Published by on February 5th, 2006
The web moves fast, admittedly, but the number of freelance project postings asking for hand coded HTML skills - often from existing web developers who should know better - is kinda winding me up.
We’ve had W3C standards in place for long enough now for anyone but the total part-time newbie novice to know that HTML is now obsolete for web development: long live XHTML.
Yes, XHTML is one awkward letter more to type or say, but the still broad use of HTML in reference to web page construction perpetuates the lack of respect for skills in this industry. Ask anyone who really knows their stuff* and they will wholeheartedly agree that true cross-platform, cross-browser XHTML/CSS development is a holy grail with a journey mined with non standards-compliant web browsers (yes, Microsoft, I mean you).
With W3C standards in place, us web developers have the perfect excuse to measure what we do against a ‘proper’ way of doing it. There is now a right and wrong in our world. Why then do so many still choose to ignore it?
Budgets are often the cause. Cross browser/platform compliant code takes longer and therefore costs more. So corners are cut and the minority browsers - you know, those who actually do things properly - are still far too often ignored.
Here comes IE7
In our attempt to standardise, we now develop for compliant browsers, then hack the CSS to whip Internet Explorer on Windows into behaving itself along with the others. With the imminent release of IE7 - still not standards compliant yet with the terrifying promise of rendering our CSS hacking impotent - website layouts all over the land could be breaking in ways we never dreamed possible. Tears will be shed. Clients will be busting veins.

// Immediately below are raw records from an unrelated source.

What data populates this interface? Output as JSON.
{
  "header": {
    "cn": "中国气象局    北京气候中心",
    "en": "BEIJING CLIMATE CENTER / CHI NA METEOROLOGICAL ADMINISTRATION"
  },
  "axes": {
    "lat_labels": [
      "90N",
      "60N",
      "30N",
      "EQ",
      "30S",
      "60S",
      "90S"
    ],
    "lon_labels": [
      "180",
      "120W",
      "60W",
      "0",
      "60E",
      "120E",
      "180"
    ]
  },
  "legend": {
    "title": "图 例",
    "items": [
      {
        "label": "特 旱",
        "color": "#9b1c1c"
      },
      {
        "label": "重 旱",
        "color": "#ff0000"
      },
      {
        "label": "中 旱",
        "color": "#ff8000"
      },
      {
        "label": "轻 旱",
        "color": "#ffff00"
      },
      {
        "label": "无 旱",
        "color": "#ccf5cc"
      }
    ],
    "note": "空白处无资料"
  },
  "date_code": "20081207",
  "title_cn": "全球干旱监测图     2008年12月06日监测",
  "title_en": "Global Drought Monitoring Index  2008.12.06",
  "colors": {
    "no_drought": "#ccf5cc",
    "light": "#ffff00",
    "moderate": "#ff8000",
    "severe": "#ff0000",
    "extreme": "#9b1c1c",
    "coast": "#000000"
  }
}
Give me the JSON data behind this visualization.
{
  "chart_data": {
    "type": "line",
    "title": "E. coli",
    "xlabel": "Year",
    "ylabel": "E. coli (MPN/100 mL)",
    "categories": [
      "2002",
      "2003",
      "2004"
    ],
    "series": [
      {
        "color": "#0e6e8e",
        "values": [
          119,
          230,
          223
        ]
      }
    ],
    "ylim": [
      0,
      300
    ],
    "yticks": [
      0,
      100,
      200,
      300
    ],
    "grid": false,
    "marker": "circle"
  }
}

Alas I fear this will merely bolster the argument to leave web standards well alone, after all, was it not the pursuit of web standards which led to these broken web layouts in the first place.
Developers may have a fight on their hands. Perhaps now, with IE7 still in beta, there is time to get out there and educate current and future clients alike that standards are a good thing in the long term who knows, with actual use of Internet Explorer dropping - it may well be the most installed browser but the shift to Firefox cannot be denied, and my web stats are evidence of such - even the almighty Microsoft might finally accept the global benefits in accepting web development standards.
* This was something of a trick suggestion. How many people do you actually know who are genuine cross-browser cross-platform XHTML/CSS developers - and I don’t mean those who just stick it on their CVs just to use what appear to be cool buzz-words. XHTML for Dummies is not going to get you out of that hole!